A situação da minha mãe e do Samuel me atormentava e eu já estava decidido a ir na casa do Isaac, de madrugada, tirar os dois daquele lugar. Faria isso dali um ou dois dias.

Também havia o estado de saúde do Wolfgang, que me assustava a ponto dos meus pensamentos se bagunçarem em puro desespero.

Naquela manhã, estive em seu mundo enevoado e me perguntei se ele tinha visto mais alguma cena perturbadora, como aquela com várias versões de sua mãe.

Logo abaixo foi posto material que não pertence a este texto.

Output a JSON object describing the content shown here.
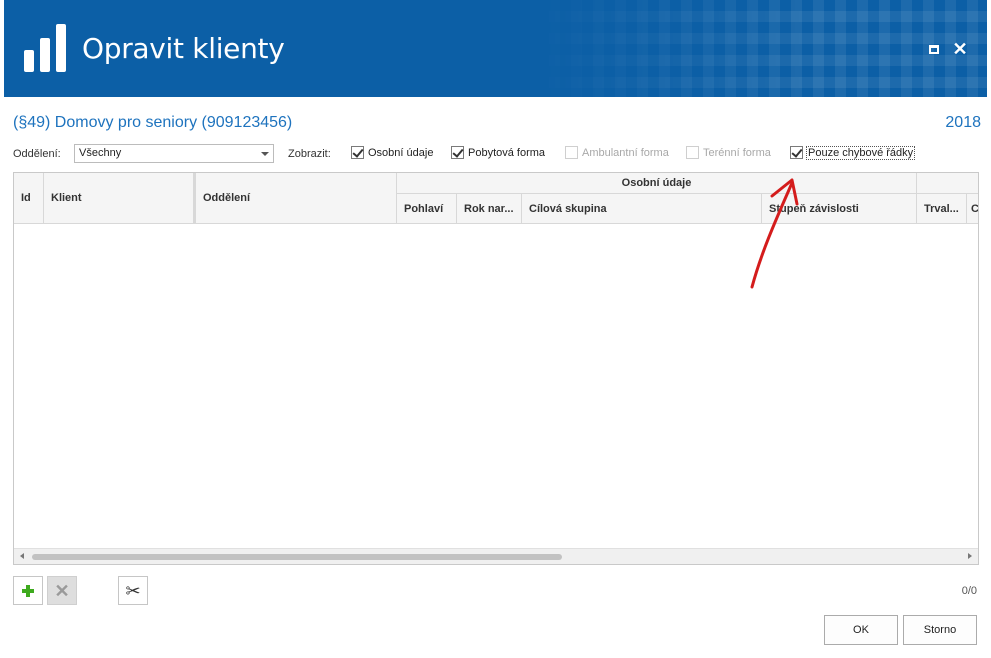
{
  "window": {
    "title": "Opravit klienty",
    "icon": "bar-chart-logo-icon",
    "controls": [
      "maximize-icon",
      "close-icon"
    ],
    "close_glyph": "✕"
  },
  "header": {
    "org_title": "(§49) Domovy pro seniory (909123456)",
    "year": "2018"
  },
  "filters": {
    "department_label": "Oddělení:",
    "department_value": "Všechny",
    "show_label": "Zobrazit:",
    "checkboxes": [
      {
        "label": "Osobní údaje",
        "checked": true,
        "enabled": true
      },
      {
        "label": "Pobytová forma",
        "checked": true,
        "enabled": true
      },
      {
        "label": "Ambulantní forma",
        "checked": false,
        "enabled": false
      },
      {
        "label": "Terénní forma",
        "checked": false,
        "enabled": false
      },
      {
        "label": "Pouze chybové řádky",
        "checked": true,
        "enabled": true
      }
    ]
  },
  "grid": {
    "group_header": "Osobní údaje",
    "columns": {
      "id": "Id",
      "client": "Klient",
      "department": "Oddělení",
      "gender": "Pohlaví",
      "birth_year": "Rok nar...",
      "target_group": "Cílová skupina",
      "dependency": "Stupeň závislosti",
      "permanent": "Trval...",
      "extra": "C"
    },
    "rows": []
  },
  "toolbar": {
    "add_icon": "plus-icon",
    "delete_icon": "delete-x-icon",
    "delete_glyph": "✕",
    "tools_icon": "wrench-screwdriver-icon",
    "tools_glyph": "✂"
  },
  "footer": {
    "counter": "0/0",
    "ok_label": "OK",
    "cancel_label": "Storno"
  },
  "annotation": {
    "color": "#d41c1c"
  },
  "colors": {
    "titlebar": "#0c5fa6",
    "accent_text": "#1e73be"
  }
}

Em meio às divagações, ouvi o Wolfgang me chamar no portão. Havíamos combinado de nos vermos antes dele ir trabalhar.

Saí pela porta da casa e, assim que o fitei, não consegui evitar de sorrir. Os seus cabelos estavam sendo soprados pelo vento frio daquela manhã e o rapaz lutava para os afastar do rosto, causando um mau humor nítido em seus olhos. Seus trejeitos e gestos me aqueciam em ternura e eu gostava de os observar.

A pressa do tempo curto que tínhamos me despertou, mas eu poderia passar horas só o olhando e sentindo um amor genuíno e intenso por sua figura.

Abri o portão para ele entrar, caminhamos juntos até a casa e, assim que fechei a porta da frente, senti os lábios do Wolfgang  contra os meus.

O seu beijo foi breve. Quando nos distanciamos, toquei sua face e beijei sua fronte, sentindo os seus cabelos bagunçados contra meu rosto. Eles emanavam um cheiro de shampoo.

— Você tá bem? — Indaguei em seguida, e toquei a minha testa contra a dele. Os rostos permaneceram próximos.

— Eu fui pra aquela merda de novo.

— Eu fui junto e, com certeza, o Levi e a Isabelle também foram.

— A minha versão, ainda moleque, apareceu no meu quarto.

Meu estômago gelou, eu estava com muito medo de um desfecho ruim para o Wolfgang, ainda mais depois do que o doutor Antônio falou.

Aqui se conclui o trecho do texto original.